TÜRKİYE’DEKİ HUKUKSUZ UYGULAMALARI AKLAMA MERKEZİ HALİNE GELEN ANAYASA MAHKEMESİ AVUKATLARI ELEŞTİRDİ
TÜRKİYE’DEKİ HUKUKSUZ UYGULAMALARI AKLAMA MERKEZİ HALİNE GELEN ANAYASA MAHKEMESİ AVUKATLARI ELEŞTİRDİ
Dr. Bahadır ASLAN
Anayasa’nın ve evrensel hukuk ilkelerinin koruyucusu olması gereken Anayasa Mahkemesi, OHAL sürecinde yaşanan hak ihlalleri nedeniyle yapılan yüzbinlerce bireysel başvuruyu gerekçesiz olarak reddetmiştir. Bu kararların çoğunda başvuru numarası dışında, başvurunun konusu belli olmadığı gibi kararlarda tek satır somut gerekçe bulunmamaktadır. Aynı şekilde Anayasa Mahkemesi 3000 civarında hakim ve savcıyla alakalı Anayasa’daki hakimlik ve savcılık teminatına aykırı tutuklama kararı verilmesine rağmen yapılan başvuruları yine gerekçesiz reddetti. Reddettiği bu başvuruların tamamında AİHS’nin 5/1. maddesi kapsamında AİHM tarafından hak ihlali kararı verildi. Verilen bu kararlar Devlet tarafında uygulanmamasına rağmen Anayasa Mahkemesi ses çıkarmadı.

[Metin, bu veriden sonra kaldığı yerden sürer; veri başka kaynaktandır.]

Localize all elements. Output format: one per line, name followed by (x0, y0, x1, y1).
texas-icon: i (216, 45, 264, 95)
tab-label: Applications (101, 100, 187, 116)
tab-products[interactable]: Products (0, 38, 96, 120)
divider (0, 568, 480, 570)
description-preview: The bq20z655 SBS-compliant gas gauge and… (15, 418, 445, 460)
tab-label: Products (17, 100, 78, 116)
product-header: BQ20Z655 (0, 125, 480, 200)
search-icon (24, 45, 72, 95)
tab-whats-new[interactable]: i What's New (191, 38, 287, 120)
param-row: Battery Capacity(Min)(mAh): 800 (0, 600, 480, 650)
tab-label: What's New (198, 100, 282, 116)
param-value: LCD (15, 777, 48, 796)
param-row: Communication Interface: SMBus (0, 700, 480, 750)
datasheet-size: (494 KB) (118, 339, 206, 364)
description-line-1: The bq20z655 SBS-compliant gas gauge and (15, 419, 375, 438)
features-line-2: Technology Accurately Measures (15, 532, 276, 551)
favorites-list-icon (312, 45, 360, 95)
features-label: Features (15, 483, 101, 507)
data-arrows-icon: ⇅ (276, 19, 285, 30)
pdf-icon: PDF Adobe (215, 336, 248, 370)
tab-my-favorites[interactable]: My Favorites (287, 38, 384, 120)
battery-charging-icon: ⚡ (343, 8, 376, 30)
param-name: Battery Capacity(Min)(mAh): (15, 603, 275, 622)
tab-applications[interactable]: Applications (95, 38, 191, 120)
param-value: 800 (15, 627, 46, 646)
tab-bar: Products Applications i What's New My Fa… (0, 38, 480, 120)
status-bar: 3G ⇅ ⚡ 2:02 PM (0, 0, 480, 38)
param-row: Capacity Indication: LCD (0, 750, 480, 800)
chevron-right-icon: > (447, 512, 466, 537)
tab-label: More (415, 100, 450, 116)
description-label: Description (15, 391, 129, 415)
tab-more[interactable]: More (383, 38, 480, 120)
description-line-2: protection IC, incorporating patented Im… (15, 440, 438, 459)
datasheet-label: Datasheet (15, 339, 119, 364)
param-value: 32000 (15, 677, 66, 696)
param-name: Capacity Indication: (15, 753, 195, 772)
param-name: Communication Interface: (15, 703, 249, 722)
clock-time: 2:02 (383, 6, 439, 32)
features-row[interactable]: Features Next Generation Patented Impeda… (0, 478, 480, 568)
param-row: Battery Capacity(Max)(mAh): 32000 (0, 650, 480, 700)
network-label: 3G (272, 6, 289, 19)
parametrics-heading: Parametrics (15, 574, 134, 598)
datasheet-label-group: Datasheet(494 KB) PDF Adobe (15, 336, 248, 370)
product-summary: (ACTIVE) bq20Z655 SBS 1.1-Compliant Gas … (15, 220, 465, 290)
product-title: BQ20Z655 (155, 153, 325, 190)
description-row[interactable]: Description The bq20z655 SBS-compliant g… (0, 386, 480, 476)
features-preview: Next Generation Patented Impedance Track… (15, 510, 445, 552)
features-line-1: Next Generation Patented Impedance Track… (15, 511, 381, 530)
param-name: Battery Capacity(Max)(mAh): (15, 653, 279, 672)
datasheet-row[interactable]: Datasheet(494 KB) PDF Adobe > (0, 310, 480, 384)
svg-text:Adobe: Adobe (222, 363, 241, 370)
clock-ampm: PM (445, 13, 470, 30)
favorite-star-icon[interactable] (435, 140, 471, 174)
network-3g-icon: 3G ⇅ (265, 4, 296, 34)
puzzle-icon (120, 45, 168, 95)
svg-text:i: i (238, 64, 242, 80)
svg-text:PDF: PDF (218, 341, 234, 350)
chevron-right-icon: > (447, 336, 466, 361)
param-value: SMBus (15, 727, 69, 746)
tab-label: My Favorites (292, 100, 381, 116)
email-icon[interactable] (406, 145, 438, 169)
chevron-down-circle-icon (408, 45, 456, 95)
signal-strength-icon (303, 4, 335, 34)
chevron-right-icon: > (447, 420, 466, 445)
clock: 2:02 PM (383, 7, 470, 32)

Türkiye’de yargının siyasetin güdümüne girmesinde asli rol oynayan Anayasa Mahkemesi, OHAL sürecinde Anayasa’ya ve evrensel hukuk ilkelerine aykırı kanunları ve OHAL KHK’larını bilinçli bir tercihle iptal etmemiştir. KHK’larla alakalı geçmişte verdiği istikrarlı iptal kararlarını görmezden gelmiş[1] ve siyasetin beklentilerine göre karar vermiştir. Bu şekilde Mahkeme Türkiye’deki hukuk dışı rejimin gerçekleştirdiği hukuksuz mevzuatları aklama merkezi haline gelmiştir.
AYM Başkanı Zühtü Aslan bugünkü işlevine uygun olarak geçmişte Cumhurbaşkanının önünde eğilmesi[2] ve Cumhurbaşkanının “Anayasa Mahkemesi’nin kararına uymuyorum, saygı da duymuyorum” [3] sözlerine tek satır cevap verememesi ile hatırlanmaktadır. Bu kötü ve tükenmiş imaja rağmen AYM Başkanı şimdi AYM’ye yapılan başvurularda “Avukatlarımız hâlâ büyük ölçüde, muhtemelen mesleki alışkanlıkları gereği, bir istinaf ya da temyiz dilekçesi yazar gibi başvuru formunu dolduruyorlar.“ diye eleştiri getirmiştir.
Bilinmelidir ki Türkiye’de;
- İnsanlar hukuksuz kararlarla cezaevlerinde tutulmaktadır.
- İnsanlar cezaevlerinde işkence ve kötü muameleye uğramaktadır.
- İnsanlar kaçırılmakta ve kaybedilmektedir.
- İnsanlar hukuksuz KHK’larla işlerinden atılıp sivil ölüme terk edilmişlerdir.
- İnsanlar tekrar tutuklanmamak ve güvenli bir hayat için Meriç’ten yurtdışına geçerken ölmektedirler.
Türkiye’nin bu hukuksuzluk girdabına girmesinde en büyük katkıyı sağlayan ve Türkiye’de yaşanan hak ihlali başvurularına ilişkin verdiği ret kararlarının neredeyse tamamı AİHM tarafından ihlal kararı ile iade edilen bir mahkeme hukuken tükenmiştir. Anayasa Mahkemesi Erdoğan rejiminin suçlarını ve hukuksuzlarını aklama merkezine dönüşmüştür. Dolayısıyla Mahkemenin Türkiye’nin hukuk sitemi üzerine yorum yapması ve her şeye rağmen hala ayakta kalabilen tek hukuk kurumu olan avukatları eleştirmesi tam bir tirajı komik durumdur.
Görüldüğü üzere sayın Zühtü Arslan Anayasa Mahkeme Başkanı olarak bu hukuksuzluklara rağmen hala konuşabiliyorsanız bu sizin hukuki ayıbınızdır.